We left off last post where EPI and I were driving from Djúpavík to Ísafjörður, via Hólmavík.
We arrived in Ísafjörður pretty late, the drive being quite a distance – all that threading of fjords in and out, back and forth. The area we drove through is known as Djúpið – “the deep” – because it’s made up of the fjords bordering the long fjord known as Ísafjarðardjúp – literally “The ice fjord deep”. It’s very remote, there are only a handful of farms along the way, and no towns. Across the “Djúp” you can see the northernmost part of the West Fjords, including the Drangajökull glacier – all of it pretty snowy still.
On arriving in Ísafjörður we checked into our guest house and then headed out to have something to eat at Tjöruhúsið, arguably THE best restaurant in Iceland. [Really.] Amazingly, among the first people we ran into were a couple that had been with us on the tour in Djúpavík earlier in the day. Distances notwithstanding, it seems that the West Fjords are a pretty small place, after all. Or maybe all roads just lead to Tjöruhúsið.
The following morning we got up early-ish and went for a run before dropping off some books at the local Eymundsson outlet. It was actually closed on Sundays, but I had spoken to the manager before leaving Reykjavík and in true laid-back West Fjords fashion he had told me to just give him a call when we rolled into town and he’d come down and get the books from me. Which is exactly what happened.
I love it when people don’t complicate things.

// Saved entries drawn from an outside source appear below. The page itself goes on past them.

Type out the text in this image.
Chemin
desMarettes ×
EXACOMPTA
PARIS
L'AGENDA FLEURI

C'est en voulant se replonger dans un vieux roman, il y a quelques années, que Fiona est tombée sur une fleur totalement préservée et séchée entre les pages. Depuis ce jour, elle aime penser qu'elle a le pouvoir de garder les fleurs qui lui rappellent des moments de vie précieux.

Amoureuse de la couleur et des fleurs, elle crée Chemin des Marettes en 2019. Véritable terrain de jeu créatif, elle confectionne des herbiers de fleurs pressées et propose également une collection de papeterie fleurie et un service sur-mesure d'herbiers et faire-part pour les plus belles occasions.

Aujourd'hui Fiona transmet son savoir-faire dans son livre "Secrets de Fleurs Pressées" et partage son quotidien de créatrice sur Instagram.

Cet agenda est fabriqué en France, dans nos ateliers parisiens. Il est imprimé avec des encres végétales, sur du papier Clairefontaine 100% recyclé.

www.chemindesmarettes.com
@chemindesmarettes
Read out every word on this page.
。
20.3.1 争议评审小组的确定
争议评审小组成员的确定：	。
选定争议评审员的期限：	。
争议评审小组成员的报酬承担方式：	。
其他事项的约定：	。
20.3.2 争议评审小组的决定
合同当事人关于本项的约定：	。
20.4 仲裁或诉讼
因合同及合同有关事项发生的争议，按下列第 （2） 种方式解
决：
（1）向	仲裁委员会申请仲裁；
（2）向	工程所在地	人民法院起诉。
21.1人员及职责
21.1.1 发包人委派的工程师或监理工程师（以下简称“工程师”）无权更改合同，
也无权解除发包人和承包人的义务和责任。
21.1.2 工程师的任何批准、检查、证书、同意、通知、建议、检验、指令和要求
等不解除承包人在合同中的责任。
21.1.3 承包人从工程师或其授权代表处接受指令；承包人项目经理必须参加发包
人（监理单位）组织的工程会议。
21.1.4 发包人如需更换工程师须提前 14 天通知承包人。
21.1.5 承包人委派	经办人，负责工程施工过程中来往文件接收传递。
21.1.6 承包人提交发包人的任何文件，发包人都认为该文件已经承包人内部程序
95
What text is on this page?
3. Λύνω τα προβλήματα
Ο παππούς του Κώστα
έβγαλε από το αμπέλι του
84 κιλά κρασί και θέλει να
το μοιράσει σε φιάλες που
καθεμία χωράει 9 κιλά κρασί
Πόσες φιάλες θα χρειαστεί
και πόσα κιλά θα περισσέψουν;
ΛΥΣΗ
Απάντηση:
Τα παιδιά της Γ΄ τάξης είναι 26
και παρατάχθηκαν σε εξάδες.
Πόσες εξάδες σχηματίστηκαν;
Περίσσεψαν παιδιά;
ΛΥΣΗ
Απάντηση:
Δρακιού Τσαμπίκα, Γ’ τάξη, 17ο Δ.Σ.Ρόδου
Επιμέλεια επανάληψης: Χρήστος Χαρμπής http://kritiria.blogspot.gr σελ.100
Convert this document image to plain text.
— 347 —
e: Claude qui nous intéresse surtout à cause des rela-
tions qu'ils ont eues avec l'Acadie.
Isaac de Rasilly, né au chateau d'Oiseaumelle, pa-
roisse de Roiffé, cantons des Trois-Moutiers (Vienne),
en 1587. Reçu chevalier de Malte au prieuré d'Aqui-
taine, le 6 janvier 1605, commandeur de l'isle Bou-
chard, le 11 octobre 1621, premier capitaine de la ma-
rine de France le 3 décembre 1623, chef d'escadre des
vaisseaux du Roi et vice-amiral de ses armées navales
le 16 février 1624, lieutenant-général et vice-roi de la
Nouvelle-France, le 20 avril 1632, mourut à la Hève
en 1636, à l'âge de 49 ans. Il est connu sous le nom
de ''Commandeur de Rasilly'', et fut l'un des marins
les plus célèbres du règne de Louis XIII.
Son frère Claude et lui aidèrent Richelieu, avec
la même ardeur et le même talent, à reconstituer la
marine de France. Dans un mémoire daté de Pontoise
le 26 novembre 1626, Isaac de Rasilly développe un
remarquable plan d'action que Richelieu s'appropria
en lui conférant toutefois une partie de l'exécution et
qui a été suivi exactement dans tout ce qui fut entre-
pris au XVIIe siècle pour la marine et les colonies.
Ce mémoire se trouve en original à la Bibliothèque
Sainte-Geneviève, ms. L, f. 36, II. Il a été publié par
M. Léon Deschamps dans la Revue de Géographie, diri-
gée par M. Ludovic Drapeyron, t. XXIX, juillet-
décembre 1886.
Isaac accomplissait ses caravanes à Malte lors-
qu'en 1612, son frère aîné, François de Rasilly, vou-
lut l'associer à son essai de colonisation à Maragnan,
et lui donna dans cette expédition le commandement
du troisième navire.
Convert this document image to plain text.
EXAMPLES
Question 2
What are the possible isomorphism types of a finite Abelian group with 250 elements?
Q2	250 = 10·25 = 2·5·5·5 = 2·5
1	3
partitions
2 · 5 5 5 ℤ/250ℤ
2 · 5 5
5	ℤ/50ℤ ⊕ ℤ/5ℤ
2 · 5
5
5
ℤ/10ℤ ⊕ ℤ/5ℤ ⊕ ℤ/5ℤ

Before we left Ísafjörður, our hostess, Áslaug, gave us a tour of the place that she and her husband have painstakingly restored to its former glory and now rent out as tourist accommodation. [We stayed in her guest house next door.] It is one of the oldest houses in Iceland, dating back to 1788, and is known as Faktorshús. It was a stunning place, beautifully refurbished. This is what it looks like from the outside:
And the inside:
The piece de resistance, the apartment upstairs that harks back a couple of centuries, but with all the modern conveniences (kitchen, full bath, TV and DVD, etc.). Seriously, this place was AMAZING. So much history, so much soul, and doesn’t that bed look delicious?
TO SUM UP
Where we stayed: Gisting Áslaugar, right off the main street in Ísafjörður. Simple and comfortable, no ensuite bath but wash basin in room. Cooking and laundry facilities, and everything very clean and tidy. This, of course, is not the accommodation referred to above.
What we ate: The seafood buffet at Tjöruhúsið, which is truly one of the best places to eat in all of Iceland. Located in an ancient building reminiscent of a log cabin [actually part of a collection of buildings that are the oldest buildings in Iceland] it is completely unpretentious (read: no need for dressing up), with people seated at communal log tables. The only thing on the menu in the evenings is an all-you-can-eat fish buffet, and believe me, it is fabulous. If you go to Ísafjörður, Tjöruhúsið is the place to go to eat.
Do not miss: The folk museum next to Tjöruhúsið, which has fascinating artefacts and memorabilia testifying to the incredible resilience of the Icelanders in the old days, as they struggled to survive on the edge of the inhabitable world. It is completely captivating.